Esta es una tarea que debe darse en colaboración estrecha entre maestros y padres de familia. Ambos deben ser facilitadores activos de aprendizaje de la convivencia a partir de una actitud de escucha empática y acompañamiento respetuoso que no intervenga violentando estos procesos de crecimiento cuando se producen desencuentros, conflictos o exclusiones naturales entre los niños y adolescentes.

La mejor actitud para educar en la convivencia es la de estar cerca, generar confianza, escuchar con atención, retroalimentar con preguntas o experiencias propias la experiencia del niño o niña, hacer conciente al alumno o hijo de lo que siente frente a determinados acontecimientos relacionados con su convivencia y respetar sus procesos, garantizando únicamente que no existan violencia, acoso o discriminación por causas raciales, económicas, físicas, culturales o religiosas.

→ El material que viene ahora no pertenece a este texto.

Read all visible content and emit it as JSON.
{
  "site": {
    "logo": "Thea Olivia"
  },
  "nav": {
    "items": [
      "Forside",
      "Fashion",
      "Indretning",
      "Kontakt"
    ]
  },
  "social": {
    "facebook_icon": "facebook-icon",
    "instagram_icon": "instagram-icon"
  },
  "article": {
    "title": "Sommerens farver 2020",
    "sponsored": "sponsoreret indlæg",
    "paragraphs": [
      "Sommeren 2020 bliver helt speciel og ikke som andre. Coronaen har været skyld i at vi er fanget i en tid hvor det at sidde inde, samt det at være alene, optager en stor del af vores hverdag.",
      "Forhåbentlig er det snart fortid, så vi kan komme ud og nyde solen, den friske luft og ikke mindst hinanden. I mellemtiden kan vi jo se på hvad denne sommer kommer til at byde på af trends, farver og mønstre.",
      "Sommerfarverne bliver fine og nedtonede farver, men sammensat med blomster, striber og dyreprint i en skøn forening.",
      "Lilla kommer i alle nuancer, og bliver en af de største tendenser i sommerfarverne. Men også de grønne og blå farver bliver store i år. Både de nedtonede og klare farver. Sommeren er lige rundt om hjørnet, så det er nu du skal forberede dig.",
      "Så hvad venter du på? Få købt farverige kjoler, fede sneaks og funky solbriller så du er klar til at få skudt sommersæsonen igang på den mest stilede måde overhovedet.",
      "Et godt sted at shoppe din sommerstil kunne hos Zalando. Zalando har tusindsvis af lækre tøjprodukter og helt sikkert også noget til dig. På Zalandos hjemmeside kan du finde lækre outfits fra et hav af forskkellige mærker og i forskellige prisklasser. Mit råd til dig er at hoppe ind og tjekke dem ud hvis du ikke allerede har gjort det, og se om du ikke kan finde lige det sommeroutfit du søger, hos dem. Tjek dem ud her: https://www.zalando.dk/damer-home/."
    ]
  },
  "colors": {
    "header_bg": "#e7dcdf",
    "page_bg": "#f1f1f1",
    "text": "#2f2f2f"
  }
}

Los cimientos del pilar “Aprender a convivir” no están en la “defensa” de los niños o niñas frente a sus pares, sino en el apoyo constante e inteligente para la construcción de un tejido afectivo capaz de comprender las diferentes personalidades y preferencias de los demás y para el desarrollo de una inteligencia emocional que los capacite para entender los encuentros con los otros pero también y sobre todo, los desencuentros que subyacen a toda relación humana.

Porque en el aprendizaje de la convivencia sobreproteger es desproteger.


[1] Lonergan, B. (1988). Método en Teología. Salamanca. Ed. sígueme. P. 61

*Doctor en Educación por la Universidad Autónoma de Tlaxcala y académico numerario en la Universidad Iberoamericana Puebla. Ha hecho dos estancias postdoctorales por invitación del Lonergan Institute de Boston College (1997-1998 y 2006-2007) y publicado diecisiete libros, cuarenta artículos y seis capítulos de libros. Actualmente es coordinador del doctorado interinstitucional en Educación en la UIA Puebla. Es miembro del Sistema Nacional de Investigadores (nivel 1), de la Red Nacional de Investigadores en Educación y Valores (REDUVAL), de la Asociación Latinoamericana de Filosofía de la Educación (ALFE) y de la International Network of Philosophers of Education (INPE). Trabaja en las líneas de Filosofía humanista y Educación, Ética profesional y Pensamiento complejo y Educación. Ha trabajado como formador de docentes en diversos programas y universidades desde 1993.